In futuro ci sarà il giudizio sull'umanità e anche sugli angeli caduti:"Allora [il Signore] dirà anche a quelli della sua sinistra: 'Andate via da me, maledetti, nel fuoco eterno, preparato per il diavolo e per i suoi angeli'" (Matteo 25:41)."...Dio infatti non risparmiò gli angeli che avevano peccato, ma li inabissò, confinandoli in antri tenebrosi per esservi custoditi per il giudizio" (2 Pietro 2:4)."Egli ha pure custodito nelle tenebre e in catene eterne, per il gran giorno del giudizio, gli angeli che non conservarono la loro dignità e abbandonarono la loro dimora" (Giuda 6)."Il gran dragone, il serpente antico, che è chiamato diavolo e Satana, il seduttore di tutto il mondo, fu gettato giù; fu gettato sulla terra, e con lui furono gettati anche i suoi angeli" (Apocalisse 12:9).

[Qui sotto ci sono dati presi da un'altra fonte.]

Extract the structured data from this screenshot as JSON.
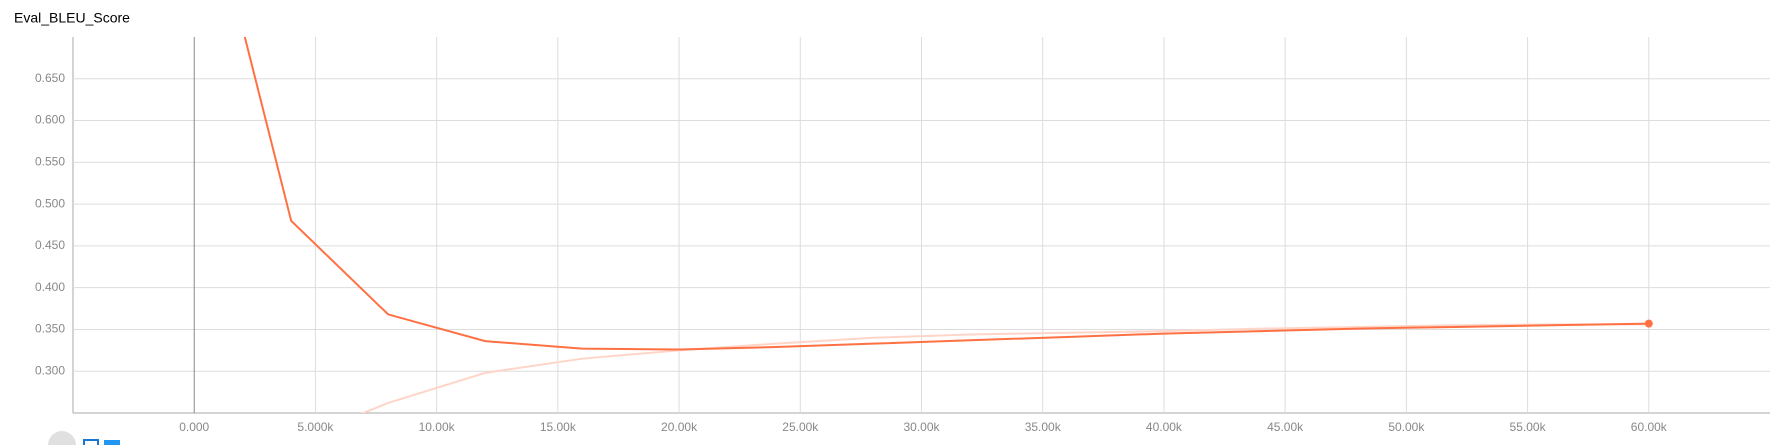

Satana e i suoi angeli operano oggi nel mondo, nei cuori degli esseri umani, guidandoli nella ribellione, nei divertimenti, nell'accumulare beni materiali, nelle molte forme di religiosità e spiritualità, ecc. impedendo loro di riconoscere il loro stato di peccatori perduti, e tenendoli lontani dalla salvezza che Dio offre a ognuno personalmente in Gesù Cristo, che morì per noi sulla croce e risuscitò."Tutto il mondo giace sotto il potere del maligno" (1 Giovanni 5:19)."...per gli increduli, ai quali il dio di questo mondo (Satana) ha accecato le menti, affinché non risplenda loro la luce del vangelo della gloria di Cristo, che è l'immagine di Dio" (2 Corinzi 4:4)."Seguendo l'andazzo di questo mondo,satana opera negli uomini ribelli; Satana ha anche introdotto numerose vie di salvezza "alternative",e spesso quando non riesce ad allontanarci da Dio,riesce a far entrare nella nostra fede, la superstizione. Stiamo quindi molto attenti a non farci fuorviare ,a non perdere la rotta, come ci ricorda il Papa che ha proclamato l'anno dellafede il cui logo rappresenta una barca, immagine della Chiesa, in navigazione sui flutti. L’albero maestro è una croce che issa le vele le quali, con segni dinamici, realizzano il trigramma di Cristo (IHS). Sullo sfondo delle vele è rappresentato il sole che associato al trigramma, rimanda all’Eucarestia. 
Logo dell'anno della fede. Esso rappresenta una barca, immagine della Chiesa, in navigazione sui flutti. L’albero maestro è una croce che issa le vele le quali, con segni dinamici, realizzano il trigramma di Cristo (IHS). Sullo sfondo delle vele è rappresentato il sole che associato al trigramma, rimanda all’Eucaristia.